Tendencias en la moda: El sostenedor como prenda exterior
La industria de la moda está en constante evolución, y uno de los eventos más esperados de cada año es la Fashion Week de París. Este año, se ha observado una tendencia fascinante que está irrumpiendo en las pasarelas y en la cultura popular: el sostenedor como prenda de ropa exterior. En el último desfile de Vaquera, por ejemplo, se presentó esta nueva forma de vestir que invita a redefinir los límites de la moda contemporánea.
SAVIKO/Gamma-Rapho via Getty Images
Le soutien-gorge se porte désormais, comme au défilé Vaquera, à l’extérieur.
La colección primavera-verano 2026 de Courrèges no se quedó atrás, presentando brassieres semifinalmente transparentes que complementan a la perfección otras prendas. En este contexto, es evidente que el sostén ha evolucionado de ser un mero accesorio a convertirse en un elemento prominente en el atuendo femenino. La brassière ya no oculta, sino que exhibe.
Una revolución en la pasarela
El fenómeno que estamos presenciando va más allá de las pasarelas de París, extendiéndose a capitales de la moda como Londres, Nueva York y Milán. Recientes desfiles han mostrado a modelos ataviados con sostenedores que brillan bajo las luces del escenario, como el espectacular look presentado por Alexi Consani en el desfile de Versace. A medida que esta tendencia se desplaza a la cultura popular, figuras influyentes como Addison Rae y la rapera Doechii han sido vistas luciendo estas prendas de forma audaz.

Victor VIRGILE/Gamma-Rapho via Getty Images, Givenchy, Courreges
De gauche à droite : Dries Van Noten, Givenchy, Courrèges.
El uso del sostén como prenda exterior no es solo un capricho estético; también está conectado con un cambio cultural más amplio. De acuerdo con Vogue, los sostenes han sido utilizados por diversas artistas como símbolo de poder y autenticidad, un hecho que no se había aprovechado plenamente hasta ahora. Esta tendencia desafía no solo normas de vestimenta, sino también ideas preconcebidas sobre la feminidad.
Las celebridades lideran la tendencia
Ciertamente, no podemos hablar de esta revolución sin mencionar a las celebridades que han impulsado su adopción. Desde que varias estrellas han comenzado a llevar sostenedores en sus presentaciones en festivales y alfombras rojas, esta moda ha comenzado a ser cada vez más aceptada por el público en general. La popularidad de estas prendas ha trascendido, convirtiéndose en un símbolo de audacia y confianza.
El impacto de esta tendencia también ha sido evidenciado en reportajes de revistas de moda como el British Vogue, donde figuras como Michaela Coel han sido vistas luciendo bralette de encaje, elevando el sostenedor a un nivel de sofisticación que no se había considerado antes. La intersección del arte, la moda y la autoexpresión ha dado un nuevo significado a lo que significa ser femenina.

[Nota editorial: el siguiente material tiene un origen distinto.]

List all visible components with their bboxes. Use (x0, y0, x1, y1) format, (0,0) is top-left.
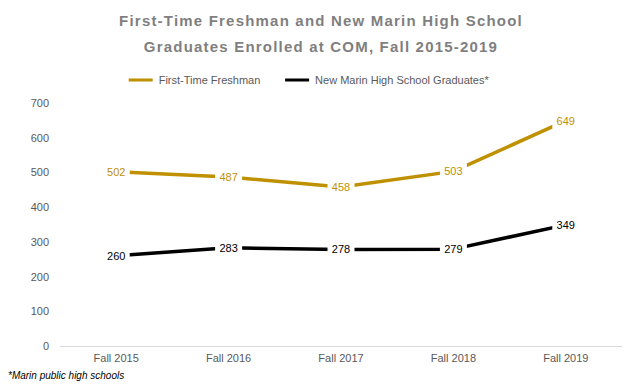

Las limitaciones de esta tendencia
Sin embargo, no todo es color de rosa en este nuevo paradigma. Si bien la moda ha empezado a abrazar el sostén como prenda externa, muchas mujeres aún enfrentan estigmas y prejuicios. La industria de la moda le ha dado un refrescante giro a lo que fue en el pasado un símbolo de moralidad y restricción. Aun así, persisten las preocupaciones sobre la aceptación de diferentes tipos de cuerpos, especialmente para aquellas con pechos considerados “más generosos”.
Además, aunque el uso de sostenedores como atuendos principales puede estar en boga, también se plantea la posibilidad de una hiper-visualización o objetivación de la figura femenina. ¿Este nuevo enfoque realmente celebra la autoexpresión, o simplemente altera el contexto en el que se percibe la feminidad?

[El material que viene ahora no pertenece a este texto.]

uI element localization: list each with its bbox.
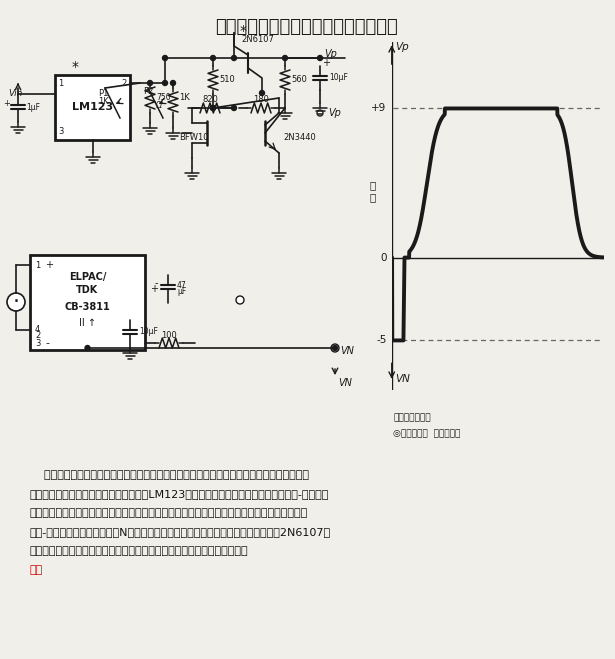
Text: LM123: LM123 xyxy=(72,103,113,113)
Circle shape xyxy=(236,296,244,304)
Text: 1K: 1K xyxy=(179,94,190,103)
Circle shape xyxy=(148,80,153,86)
Text: 1: 1 xyxy=(58,78,63,88)
Text: CB-3811: CB-3811 xyxy=(65,302,110,312)
Text: Vp: Vp xyxy=(395,42,409,53)
Text: μF: μF xyxy=(177,287,186,297)
Text: 3: 3 xyxy=(35,339,41,347)
Text: VN: VN xyxy=(340,346,354,356)
Text: 单电源砷化镓场效应晶体管功率放大器: 单电源砷化镓场效应晶体管功率放大器 xyxy=(216,18,399,36)
Text: Ω: Ω xyxy=(156,101,162,109)
Bar xyxy=(55,75,130,140)
Text: 750: 750 xyxy=(156,94,170,103)
Text: Vp: Vp xyxy=(324,49,337,59)
Text: 电源: 电源 xyxy=(30,565,43,575)
Text: ·: · xyxy=(12,292,20,312)
Text: 4: 4 xyxy=(35,326,40,335)
Text: +: + xyxy=(322,58,330,68)
Text: P2: P2 xyxy=(143,86,153,96)
Text: +: + xyxy=(45,260,53,270)
Text: BFW10: BFW10 xyxy=(179,134,208,142)
Circle shape xyxy=(231,105,237,111)
Text: 交流-变换器，变换器的输出使N沟道结型场效应晶体管适当偏置，以便使串联调整管2N6107的: 交流-变换器，变换器的输出使N沟道结型场效应晶体管适当偏置，以便使串联调整管2N… xyxy=(30,527,331,537)
Text: 1K: 1K xyxy=(98,96,109,105)
Text: 双调压器电路由一个正电源供电。如图所示，这一正电源接通时，首先给栅极供电，而当它: 双调压器电路由一个正电源供电。如图所示，这一正电源接通时，首先给栅极供电，而当它 xyxy=(30,470,309,480)
Circle shape xyxy=(7,293,25,311)
Text: +: + xyxy=(3,98,10,107)
Text: II ↑: II ↑ xyxy=(79,318,96,328)
Text: 0: 0 xyxy=(380,252,386,262)
Text: 1: 1 xyxy=(35,260,40,270)
Text: ELPAC/: ELPAC/ xyxy=(69,272,106,282)
Circle shape xyxy=(85,345,90,351)
Text: 560: 560 xyxy=(291,76,307,84)
Text: 10μF: 10μF xyxy=(329,74,348,82)
Text: 变换器的输出为功率放大器中砷化镓场效应管的漏极与栅极供电。三端调压器的输出驱动直流／: 变换器的输出为功率放大器中砷化镓场效应管的漏极与栅极供电。三端调压器的输出驱动直… xyxy=(30,508,308,518)
Circle shape xyxy=(331,344,339,352)
Text: +: + xyxy=(150,284,158,294)
Text: 2N6107: 2N6107 xyxy=(242,36,274,45)
Text: 820: 820 xyxy=(202,96,218,105)
Text: 关断时，首先切断漏极电源。本电路采用LM123、一个三端正调压器和一个直流／直流-变换器。: 关断时，首先切断漏极电源。本电路采用LM123、一个三端正调压器和一个直流／直流… xyxy=(30,489,330,499)
Text: *: * xyxy=(239,24,247,38)
Text: 510: 510 xyxy=(219,76,235,84)
Text: Vin: Vin xyxy=(8,90,22,98)
Circle shape xyxy=(231,55,237,61)
Text: TDK: TDK xyxy=(76,285,98,295)
Text: +9: +9 xyxy=(371,103,386,113)
Circle shape xyxy=(170,80,175,86)
Circle shape xyxy=(333,345,338,351)
Text: 2: 2 xyxy=(35,331,40,339)
Text: -5: -5 xyxy=(376,335,386,345)
Text: 3: 3 xyxy=(58,127,63,136)
Text: 10μF: 10μF xyxy=(139,328,158,337)
Text: -: - xyxy=(45,338,49,348)
Circle shape xyxy=(317,110,323,116)
Text: 2: 2 xyxy=(122,78,127,88)
Text: VN: VN xyxy=(395,374,410,384)
Circle shape xyxy=(162,55,167,61)
Text: 基极达到使该管导通的电平。每当栅极电位不是负极性时，电路将切断漏极: 基极达到使该管导通的电平。每当栅极电位不是负极性时，电路将切断漏极 xyxy=(30,546,248,556)
Text: 180: 180 xyxy=(253,96,269,105)
Circle shape xyxy=(210,105,215,111)
Text: 47: 47 xyxy=(177,281,187,289)
Circle shape xyxy=(317,55,322,61)
Text: 100: 100 xyxy=(161,331,177,339)
Text: 1μF: 1μF xyxy=(26,103,40,111)
Text: ＊装在散热器上: ＊装在散热器上 xyxy=(393,413,430,422)
Circle shape xyxy=(260,90,264,96)
Circle shape xyxy=(210,105,215,111)
Text: 电
压: 电 压 xyxy=(370,181,376,202)
Bar xyxy=(30,255,145,350)
Text: Vp: Vp xyxy=(328,108,341,118)
Text: *: * xyxy=(71,60,79,74)
Text: VN: VN xyxy=(338,378,352,388)
Circle shape xyxy=(282,55,287,61)
Text: P1: P1 xyxy=(98,88,108,98)
Text: ◎直流／直流  转换器组件: ◎直流／直流 转换器组件 xyxy=(393,430,461,438)
Circle shape xyxy=(210,55,215,61)
Circle shape xyxy=(162,80,167,86)
Text: -: - xyxy=(154,278,158,288)
Text: 2N3440: 2N3440 xyxy=(283,134,315,142)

Es crucial contemplar estos aspectos al navegar en la nueva moda del sostén como prenda exterior. La historia del sujetador, desde sus humildes inicios hasta su actual omnipresencia en la alta moda, refleja un cambio significativo en la forma en que las mujeres se ven a sí mismas y cómo desean ser vistas.
En conclusión, la tendencia de usar sostenedores como piezas de ropa exteriores representa una evolución significativa en la industria de la moda, un movimiento respaldado tanto por celebridades como por diseñadores. Esta aventura audaz no solo desafía normas estéticas, sino que también abre un debate sobre la autoaceptación y la autoexpresión en un mundo que aún lucha con sus propios ideales de belleza.